Deutsche und dänische Soldaten üben gemeinsam auf Tender Elbe

 

Vorbereitung für die Übung (Quelle: 2014 Bundeswehr / Katharine Ryske)

Dass bei der „Elbe“ kein Tag dem anderen gleicht und stets neue Herausforderungen, wie etwa Feuer im Schiff oder Wassereinbruch den Tagesablauf im Nato-Verband skizzieren können, wurde am 45. Tag nach der Übernahme der SNMCMG 1 durch Deutschland erneut allgegenwärtig.

Dänische Fregatte eilt zur Hilfe (Quelle: 2014 Bundeswehr / Katharine Ryske)

Dänische Fregatte eilt zur Hilfe

Über die Lautsprecher nimmt die Besatzung drei Mal zwei kurze Töne war. Ein Signal, das nur eins bedeuten kann: Feuer im Schiff. Der Brandabwehrtrupp des Tenders macht sich bereit. Schnell und handlungssicher legen die zur Brandbekämpfung eingeteilten Soldaten ihre Ausrüstung mit Atemschutzgeräten an.

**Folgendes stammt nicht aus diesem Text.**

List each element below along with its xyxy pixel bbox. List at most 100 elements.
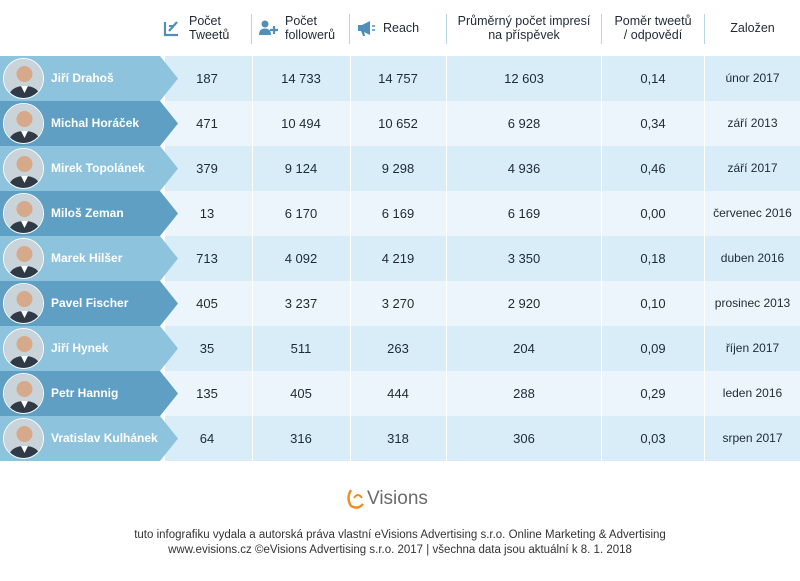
cell-reach: 318: [387, 431, 409, 446]
cell-followers: 511: [290, 341, 312, 356]
cell-ratio: 0,00: [640, 206, 666, 221]
table-row: Michal Horáček 471 10 494 10 652 6 928 0,34 zá…: [0, 101, 800, 146]
cell-tweets: 135: [196, 386, 218, 401]
column-divider: [252, 101, 253, 146]
candidate-name-cell: Michal Horáček: [0, 101, 178, 146]
column-divider: [446, 371, 447, 416]
cell-followers: 316: [290, 431, 312, 446]
header-ratio-line1: Poměr tweetů: [614, 14, 692, 28]
table-row: Marek Hilšer 713 4 092 4 219 3 350 0,18 duben …: [0, 236, 800, 281]
cell-impressions: 6 928: [507, 116, 541, 131]
cell-tweets: 405: [196, 296, 218, 311]
candidate-avatar: [3, 328, 44, 369]
cell-ratio: 0,34: [640, 116, 666, 131]
header-ratio-line2: / odpovědí: [623, 28, 683, 42]
cell-followers: 6 170: [284, 206, 318, 221]
column-divider: [446, 236, 447, 281]
column-divider: [350, 101, 351, 146]
column-divider: [350, 416, 351, 461]
person-icon: [4, 194, 43, 233]
column-divider: [446, 56, 447, 101]
column-divider: [350, 191, 351, 236]
candidate-name-cell: Pavel Fischer: [0, 281, 178, 326]
cell-followers: 14 733: [281, 71, 321, 86]
cell-reach: 4 219: [381, 251, 415, 266]
cell-impressions: 204: [513, 341, 535, 356]
candidate-avatar: [3, 148, 44, 189]
logo-text: Visions: [367, 488, 428, 509]
evisions-logo: Visions: [0, 484, 800, 517]
table-row: Jiří Hynek 35 511 263 204 0,09 říjen 2017: [0, 326, 800, 371]
column-divider: [252, 146, 253, 191]
cell-reach: 6 169: [381, 206, 415, 221]
column-divider: [252, 281, 253, 326]
column-divider: [704, 281, 705, 326]
cell-tweets: 64: [199, 431, 215, 446]
header-impressions-line1: Průměrný počet impresí: [457, 14, 591, 28]
cell-reach: 3 270: [381, 296, 415, 311]
row-background: [165, 56, 800, 101]
cell-followers: 4 092: [284, 251, 318, 266]
table-row: Pavel Fischer 405 3 237 3 270 2 920 0,10 prosi…: [0, 281, 800, 326]
cell-founded: září 2017: [727, 161, 778, 175]
column-divider: [704, 416, 705, 461]
column-divider: [446, 146, 447, 191]
column-divider: [601, 146, 602, 191]
column-divider: [350, 281, 351, 326]
row-background: [165, 281, 800, 326]
cell-impressions: 6 169: [507, 206, 541, 221]
tweet-icon: [163, 21, 178, 37]
candidate-avatar: [3, 238, 44, 279]
column-divider: [446, 101, 447, 146]
add-user-icon: [259, 20, 278, 35]
header-impressions-line2: na příspěvek: [488, 28, 560, 42]
cell-founded: červenec 2016: [713, 206, 792, 220]
cell-reach: 14 757: [378, 71, 418, 86]
cell-founded: říjen 2017: [725, 341, 780, 355]
cell-founded: prosinec 2013: [714, 296, 791, 310]
candidate-name-cell: Jiří Hynek: [0, 326, 178, 371]
cell-impressions: 4 936: [507, 161, 541, 176]
footer-line1: tuto infografiku vydala a autorská práva…: [134, 529, 666, 541]
candidate-avatar: [3, 193, 44, 234]
column-divider: [601, 191, 602, 236]
candidate-name-cell: Petr Hannig: [0, 371, 178, 416]
row-background: [165, 101, 800, 146]
person-icon: [4, 329, 43, 368]
cell-founded: leden 2016: [722, 386, 783, 400]
column-divider: [252, 191, 253, 236]
candidate-avatar: [3, 103, 44, 144]
name-tab: [0, 56, 178, 101]
row-background: [165, 326, 800, 371]
candidate-avatar: [3, 283, 44, 324]
footer-line2: www.evisions.cz ©eVisions Advertising s.…: [168, 544, 632, 556]
row-background: [165, 146, 800, 191]
cell-ratio: 0,03: [640, 431, 666, 446]
candidate-name-cell: Miloš Zeman: [0, 191, 178, 236]
cell-founded: duben 2016: [720, 251, 785, 265]
header-reach: Reach: [356, 0, 446, 56]
candidate-name: Mirek Topolánek: [51, 161, 145, 175]
candidate-name-cell: Vratislav Kulhánek: [0, 416, 178, 461]
row-background: [165, 191, 800, 236]
row-background: [165, 416, 800, 461]
candidate-name: Pavel Fischer: [51, 296, 129, 310]
column-divider: [704, 191, 705, 236]
column-divider: [252, 236, 253, 281]
cell-ratio: 0,14: [640, 71, 666, 86]
column-divider: [704, 56, 705, 101]
footer: tuto infografiku vydala a autorská práva…: [0, 528, 800, 558]
megaphone-icon: [358, 21, 375, 36]
table-row: Vratislav Kulhánek 64 316 318 306 0,03 srpen 2…: [0, 416, 800, 461]
cell-founded: září 2013: [727, 116, 778, 130]
person-icon: [4, 104, 43, 143]
cell-followers: 3 237: [284, 296, 318, 311]
column-divider: [252, 326, 253, 371]
person-icon: [4, 419, 43, 458]
cell-founded: srpen 2017: [722, 431, 783, 445]
table-header: Počet Tweetů Počet followerů Reach Průměrn…: [0, 0, 800, 56]
header-followers: Počet followerů: [258, 0, 350, 56]
column-divider: [252, 416, 253, 461]
cell-tweets: 187: [196, 71, 218, 86]
cell-ratio: 0,29: [640, 386, 666, 401]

Das Feuer im Schiff hat den ersten Verletzten gefordert. Der in Not geratene Soldat der Besatzung „Elbe“ weist starke Brandwunden auf und ist ohnmächtig geworden. Der schiffsärztliche Bereich des Tenders dringt zum Verletzten vor, um die ersten Hilfemaßnahmen zu leisten. Die aus Dänemark kommende Fregatte „Thetis“ wird währenddessen per Funk zur Unterstützung angefordert.

Verletzter wird versorgt (Quelle: 2014 Bundeswehr / Katharina Ryske)

Wirklichkeit und Schauspiel sind zwei sich gegenüberstehende Begriffe. Auf dem Flaggschiff der SNMCMG 1, dem Tender „Elbe“, sollte das inszenierte Schauspiel der Realität bis ins kleinste Detail ähneln. Für Außenstehende wäre es wohl schwierig gewesen, hinter dem Treiben eine Übung zu erkennen. Deren Ziel war die Hilfeleistung in See mit der zum Nato-Verband gehörenden Einheit „Thetis“. Sprachbarrieren und Koordination der eintreffenden Helfer waren nur einige der zu überwindenden Hürden. Aber auch die interne Ausbildung für die Besatzung der „Elbe“ stand dabei im Vordergrund.

Hilfe für den Tender „Elbe“ (Quelle: 2014 Bundeswehr / Katharina Ryske)

Erfahrungsaustausch und Verständigung

Die Situation an Bord nimmt im Minutentakt an Dramatik zu. Die per Speedboot zur Unterstützung entsandten Soldaten der „Thetis“ haben als helfende Einheit mächtig viel zu tun. Am Ende sind es zwei zu bekämpfende Feuer, eine Leck, durch welches Wasser eindringt und vier Schwerverletzte an Bord des Tenders. Gemeinsam gilt es zwischen dem Flaggschiff und der „Thetis“ diese schier außer Kontrolle geratene Gesamtsituation erfolgreich zu meistern.

Nach fast zwei Stunden endete der realitätsnahe Notfall auf See, die Übung war abgeschlossen. „Es ist sehr interessant und lehrreich gewesen mit anderen Nationen zu üben“, resümierte ein Soldat des Tenders nach dem zu Ende gegangenem Schauspiel. Erfahrungsaustausch und Verbesserungshinweise für die Zukunft standen bei der Hilfeleistung in See auch an erster Stelle. Dass es nicht nur der Besatzung der „Elbe“ Spaß gemacht hat, Erfahrungen dazuzugewinnen und seine eigenen Belastungsgrenzen auszutesten, zeigte die kurze Zeit später eingehende Anfrage der „Thetis“ auf eine hoffentlich in der Zukunft erneut wieder stattfindende Übung.